To generate the PMF profile of the induction process as a function of the distance (reaction coordinate) (Fig. 4b), umbrella sampling simulations were carried out based on Fig. 4a. For this purpose, 34 evenly spaced reference points between 3.75 Å and 21.12 Å were chosen as initial conformations. Each conformation was simulated for 200 ps after equilibration at constant pressure, followed by a 20 ns umbrella sampling simulation with a time step of 2 fs.

Mutagenesis experiments and analysis

Primers for the cloning and expression of genes for the mutants are listed in Supplementary Table 2. The plasmid construction for gene expression was accomplished using standard techniques47. PCR-based site-directed mutagenesis was accomplished according to the protocol provided in a Mut Express II Fast Mutagenesis kit V2 (Vazyme, Jiangsu, China). Recombinant cells were cultured at 37 °C in 100 mL of Luria–Bertani (LB) medium containing 50 μg/mL kanamycin. Expression was induced using 0.1 mM isopropyl β-D-1-thiogalactopyranoside (IPTG) added at about OD600 = 0.7. The wild type and mutants of protein H were expressed with 150 µM lipoic acid added exogenously to obtain the ecHox form. After induction, the cells were cultured at 30 °C for 12 h and harvested by centrifugation at 4000 × g for 30 min at 4 °C. Pellets were resuspended in a Tris-HCl buffer (50 mM, pH = 7.5) and the cells were broken using a Xinzhi JY92-IIN Ultrasonic Homogenizer in an ice bath. Then the supernatant was collected by centrifugation at 4000 × g for 30 min at 4 °C.

All the proteins were purified using His-tag affinity chromatography (ÄKTA, GE Healthcare, USA) equipped with a nickel column (HisTrapTM HP, 5 ml). Buffer A containing 500 mM NaCl, 50 mM Tris-HCl and 20 mM imidazole (pH = 7.4) was used to elute non-target proteins, and buffer B containing 500 mM NaCl, 50 mM Tris-HCl, and 500 mM imidazole (pH = 7.4) was used to elute the target protein adsorbed in the nickel column.
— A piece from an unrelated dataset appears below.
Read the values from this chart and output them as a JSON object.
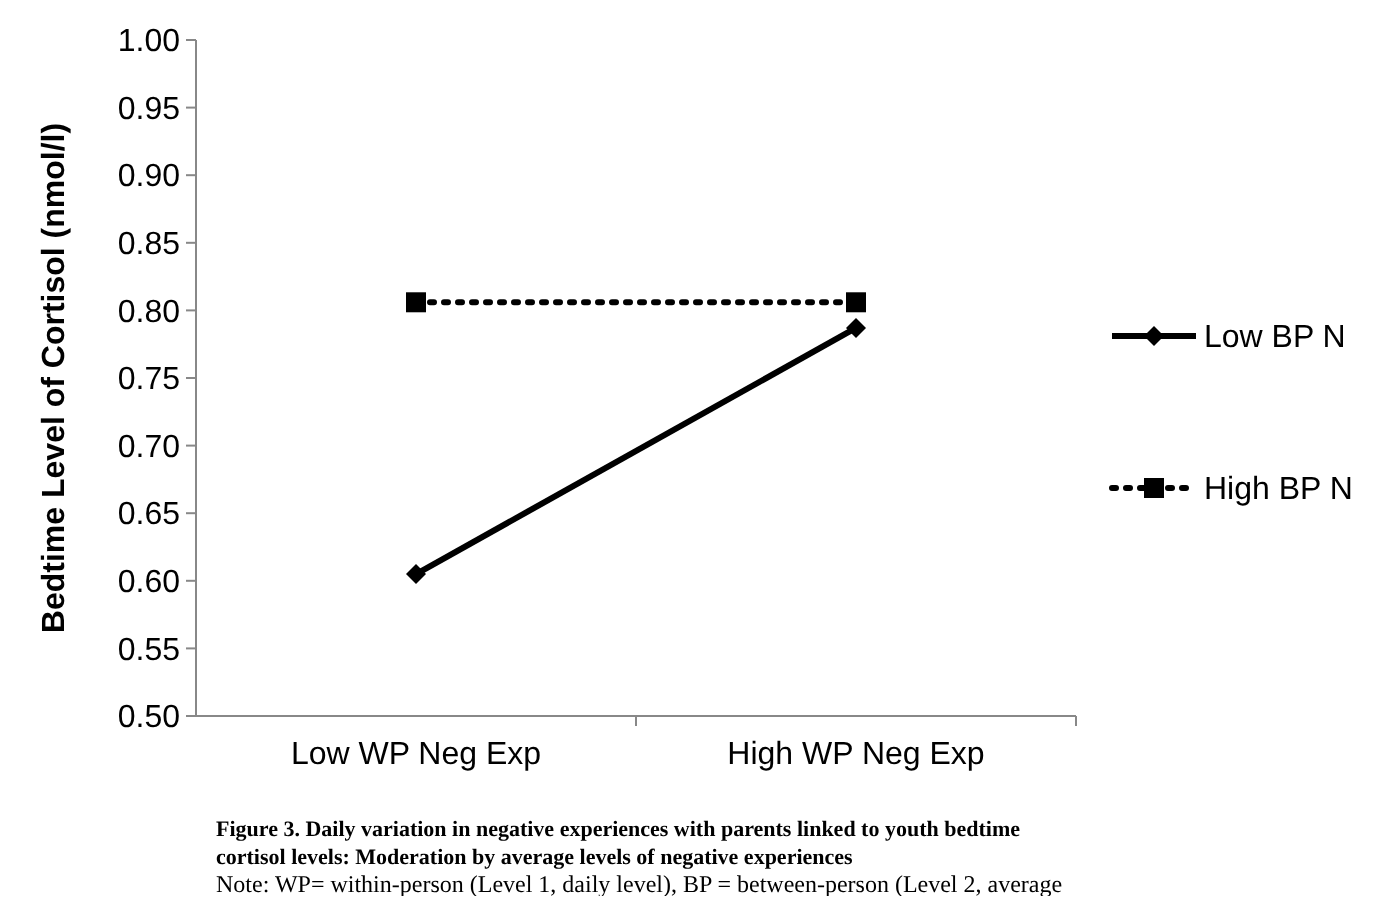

The activity of the glycine cleavage enzyme was determined by measuring the reduction of NAD+ at 340 nm. The reaction mixture (200 μL) contained 1 mM NAD+, 1 mM THF, 0.1 mM PLP, 6 µM protein P, 13 µM protein T, 8 µM protein L, 100 mM Tris-HCl (pH 7.0), and 6 µM of either the wild-type protein H or one of its mutants. The components were premixed and centrifuged before the reaction was initiated by adding 1 mM glycine. One enzyme activity unit (U) was defined as the amount of protein H that produces 1 μmol of NADH per min.

Statistics and reproducibility

3D structures of the protein used at atomic resolution were deposits in the Protein Data Bank. RMSD values of the structures in the trajectory were calculated using the gmx_rms command line and by taking the first frame as the reference. The distances of the reaction coordinate were calculated using the gmx_distance command line. The hydrogen bonds were counted using the gmx_hbond command line. PMF as a function of the reaction coordinate was obtained using the WHAM. NNK degenerate codon was used to construct a mutant library. Enzyme activities were measured by three independent experiments and averaged for the report. Individual data points are added in the graphs, and error bars are defined by the standard deviation.